A ocronose genito-urinária caracteriza-se por urina escurecida presente desde o nascimento, muitas vezes sem qualquer outro sintoma associado. Podemos ter ainda aumento da incidência de litíase renal e pigmentação da próstata por alcaptona em pacientes masculinos após a quinta década de vida(3,4).

O acometimento da pele e mucosas se dá em ordem de freqüência, inicialmente nos lobos das orelhas, esclerótica dos olhos e, então, nas mãos(3).

Outras doenças podem estar associadas com a alcaptonúria: gota, osteoporose, diabetes mellitus, rins policísticos, espondilite anquilosante, doença de Addison e pseudogota.

A alcaptonúria não altera a sobrevida do paciente(2,3,4), apesar de muitas vezes, o quadro clínico da ocronose articular ser extremamente incapacitante.

O tratamento ortopédico consiste em acompanhamento ambulatorial do paciente, tratamento sintomático das articulações acometidas pela ocronose articular e realização de artroplastias de substituição, principalmente em joelhos, ombros e quadris, quando houver necessidade.

 

REFERÊNCIAS BIBLIOGRÁFICAS

1. Lima ACR, Navarro ML, Provenza JR, Bonfiglioli R. Artropatia ocronótica: relato de caso. Rev Bras Reumatol 2000; 40:213-16.         [ Links ]

2. Freitas GG, Cavalcanti FS, Lopes ER. Artropatia ocronótica: atualização do relato de um caso com evolução de 13 anos. Rev Bras Reumatol 1990; 30:27-30.         [ Links ]

3. Gamarski J. Alcaptonúria e ocronose. Rev Bras Reumatol 1982; 22:22-30.         [ Links ]

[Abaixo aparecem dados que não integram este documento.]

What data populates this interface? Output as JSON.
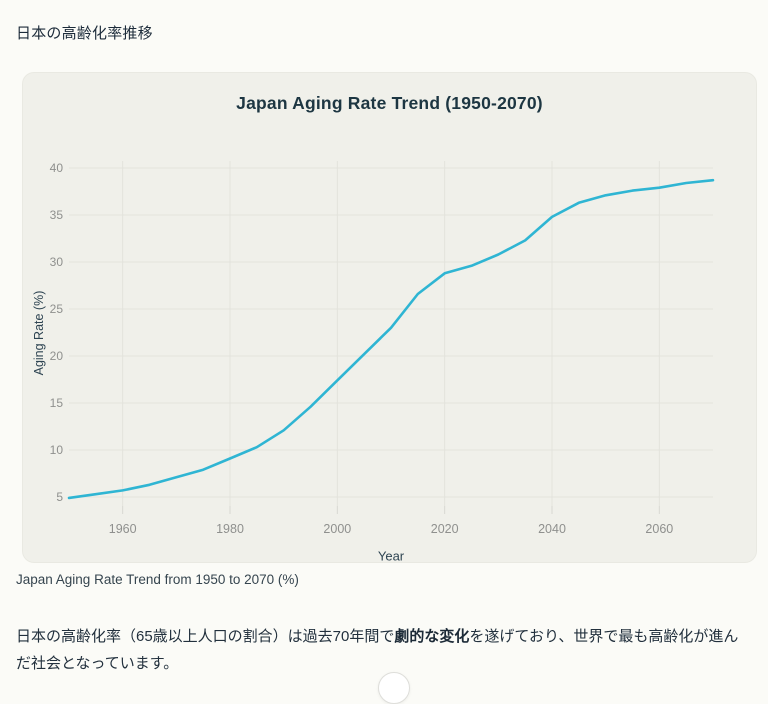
{
  "page": {
    "title": "日本の高齢化率推移",
    "caption": "Japan Aging Rate Trend from 1950 to 2070 (%)",
    "paragraph": {
      "before_bold": "日本の高齢化率（65歳以上人口の割合）は過去70年間で",
      "bold": "劇的な変化",
      "after_bold": "を遂げており、世界で最も高齢化が進んだ社会となっています。"
    }
  },
  "chart_data": {
    "type": "line",
    "title": "Japan Aging Rate Trend (1950-2070)",
    "xlabel": "Year",
    "ylabel": "Aging Rate (%)",
    "x": [
      1950,
      1955,
      1960,
      1965,
      1970,
      1975,
      1980,
      1985,
      1990,
      1995,
      2000,
      2005,
      2010,
      2015,
      2020,
      2025,
      2030,
      2035,
      2040,
      2045,
      2050,
      2055,
      2060,
      2065,
      2070
    ],
    "values": [
      4.9,
      5.3,
      5.7,
      6.3,
      7.1,
      7.9,
      9.1,
      10.3,
      12.1,
      14.6,
      17.4,
      20.2,
      23.0,
      26.6,
      28.8,
      29.6,
      30.8,
      32.3,
      34.8,
      36.3,
      37.1,
      37.6,
      37.9,
      38.4,
      38.7
    ],
    "xlim": [
      1950,
      2070
    ],
    "x_ticks": [
      1960,
      1980,
      2000,
      2020,
      2040,
      2060
    ],
    "y_ticks": [
      5,
      10,
      15,
      20,
      25,
      30,
      35,
      40
    ],
    "grid": true,
    "legend": "none",
    "line_color": "#2fb5d3"
  },
  "colors": {
    "page_bg": "#fbfbf7",
    "card_bg": "#f0f0ea",
    "grid": "#e3e3dc",
    "tick_mark": "#d9d9d3",
    "tick_text": "#8f908e",
    "axis_text": "#2e4452",
    "title_text": "#1d3642",
    "line": "#2fb5d3"
  }
}
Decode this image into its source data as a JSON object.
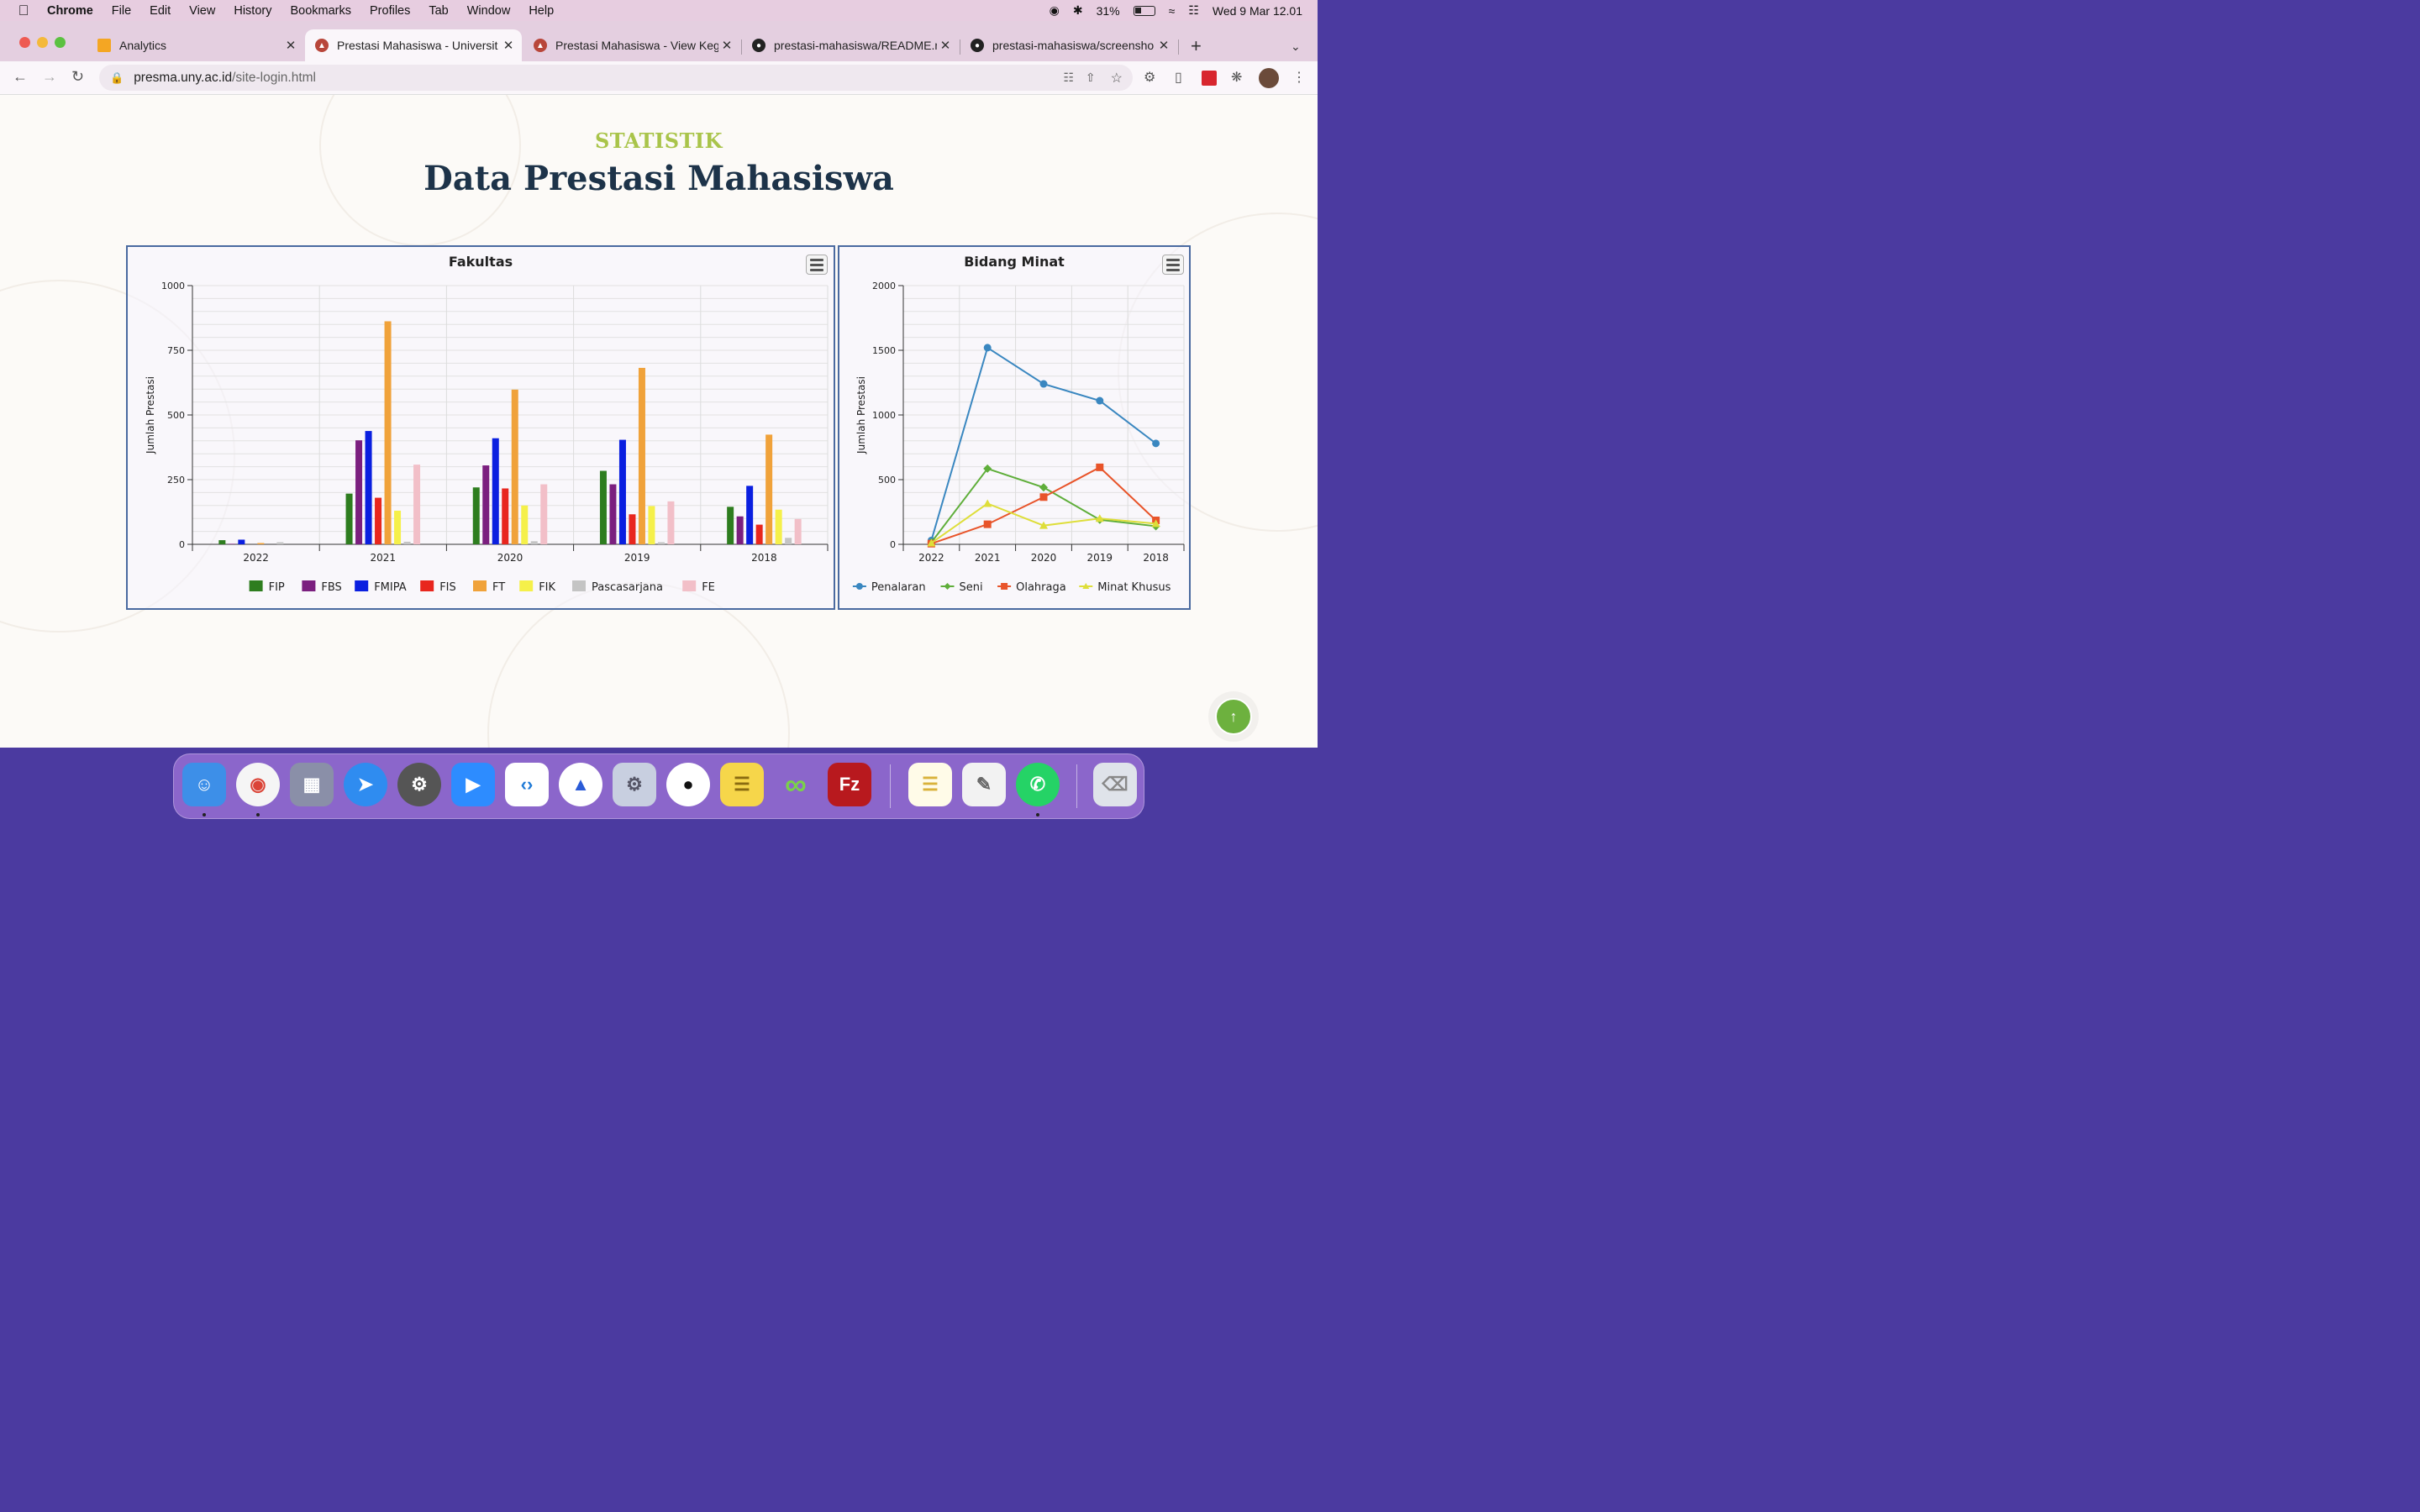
{
  "menubar": {
    "app": "Chrome",
    "items": [
      "File",
      "Edit",
      "View",
      "History",
      "Bookmarks",
      "Profiles",
      "Tab",
      "Window",
      "Help"
    ],
    "battery": "31%",
    "datetime": "Wed 9 Mar  12.01"
  },
  "tabs": [
    {
      "title": "Analytics",
      "active": false
    },
    {
      "title": "Prestasi Mahasiswa - Universit",
      "active": true
    },
    {
      "title": "Prestasi Mahasiswa - View Keg",
      "active": false
    },
    {
      "title": "prestasi-mahasiswa/README.m",
      "active": false
    },
    {
      "title": "prestasi-mahasiswa/screensho",
      "active": false
    }
  ],
  "address": {
    "host": "presma.uny.ac.id",
    "path": "/site-login.html"
  },
  "page": {
    "kicker": "STATISTIK",
    "heading": "Data Prestasi Mahasiswa"
  },
  "chart_data": [
    {
      "type": "bar",
      "title": "Fakultas",
      "ylabel": "Jumlah Prestasi",
      "xlabel": "",
      "ylim": [
        0,
        1000
      ],
      "yticks": [
        0,
        250,
        500,
        750,
        1000
      ],
      "categories": [
        "2022",
        "2021",
        "2020",
        "2019",
        "2018"
      ],
      "legend": "bottom",
      "series": [
        {
          "name": "FIP",
          "color": "#2e7d1f",
          "values": [
            16,
            196,
            220,
            284,
            145
          ]
        },
        {
          "name": "FBS",
          "color": "#7b1f7f",
          "values": [
            2,
            402,
            305,
            232,
            108
          ]
        },
        {
          "name": "FMIPA",
          "color": "#0a1fe0",
          "values": [
            18,
            438,
            410,
            404,
            226
          ]
        },
        {
          "name": "FIS",
          "color": "#e8261e",
          "values": [
            0,
            180,
            216,
            116,
            76
          ]
        },
        {
          "name": "FT",
          "color": "#f0a23a",
          "values": [
            5,
            862,
            598,
            682,
            424
          ]
        },
        {
          "name": "FIK",
          "color": "#f5f04a",
          "values": [
            0,
            130,
            150,
            148,
            134
          ]
        },
        {
          "name": "Pascasarjana",
          "color": "#c4c4c4",
          "values": [
            8,
            10,
            12,
            8,
            25
          ]
        },
        {
          "name": "FE",
          "color": "#f2bfc8",
          "values": [
            0,
            308,
            232,
            166,
            98
          ]
        }
      ]
    },
    {
      "type": "line",
      "title": "Bidang Minat",
      "ylabel": "Jumlah Prestasi",
      "xlabel": "",
      "ylim": [
        0,
        2000
      ],
      "yticks": [
        0,
        500,
        1000,
        1500,
        2000
      ],
      "categories": [
        "2022",
        "2021",
        "2020",
        "2019",
        "2018"
      ],
      "legend": "bottom",
      "series": [
        {
          "name": "Penalaran",
          "color": "#3a87c0",
          "marker": "circle",
          "values": [
            30,
            1520,
            1240,
            1110,
            780
          ]
        },
        {
          "name": "Seni",
          "color": "#5fae3a",
          "marker": "diamond",
          "values": [
            15,
            585,
            440,
            190,
            140
          ]
        },
        {
          "name": "Olahraga",
          "color": "#e8542a",
          "marker": "square",
          "values": [
            5,
            155,
            365,
            595,
            185
          ]
        },
        {
          "name": "Minat Khusus",
          "color": "#dede3a",
          "marker": "triangle",
          "values": [
            10,
            315,
            145,
            200,
            160
          ]
        }
      ]
    }
  ]
}
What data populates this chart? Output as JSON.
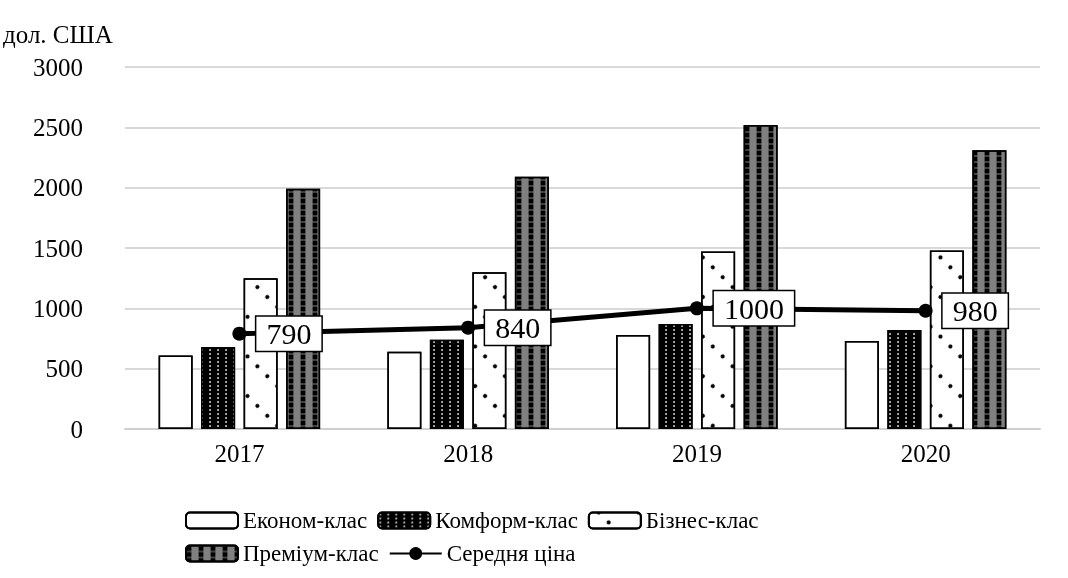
{
  "chart_data": {
    "type": "bar",
    "ylabel": "дол. США",
    "categories": [
      "2017",
      "2018",
      "2019",
      "2020"
    ],
    "series": [
      {
        "name": "Економ-клас",
        "color": "#ffffff",
        "values": [
          610,
          640,
          780,
          730
        ]
      },
      {
        "name": "Комформ-клас",
        "color": "#000000",
        "values": [
          680,
          740,
          870,
          820
        ]
      },
      {
        "name": "Бізнес-клас",
        "color": "#ffffff",
        "values": [
          1250,
          1300,
          1470,
          1480
        ]
      },
      {
        "name": "Преміум-клас",
        "color": "#808080",
        "values": [
          1990,
          2090,
          2520,
          2310
        ]
      },
      {
        "name": "Середня ціна",
        "type": "line",
        "color": "#000000",
        "values": [
          790,
          840,
          1000,
          980
        ],
        "data_labels": true,
        "marker": "circle"
      }
    ],
    "ylim": [
      0,
      3000
    ],
    "yticks": [
      0,
      500,
      1000,
      1500,
      2000,
      2500,
      3000
    ],
    "grid": "y",
    "legend": "bottom"
  }
}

4. Hamdi N, Cooke TDV, Hassan B. Ochronotic arthropathy: case report and review of the literature. Int Orthop 1999; 23:122-5.        [ Links ]

 

 

Endereço para correspondência
Serviço de Ortopedia e Traumatologia do HSPE-SP
Rua Borges Lagoa, 1755, 1º andar
Vila Clementino - São Paulo- SP

Trabalho recebido em: 11/11/04 aprovado em 09/09/05

 

 

Trabalho realizado no Serviço de Ortopedia e Traumatologia do Hospital do Servidor Público Estadual de São Paulo (SOT-HSPE-SP)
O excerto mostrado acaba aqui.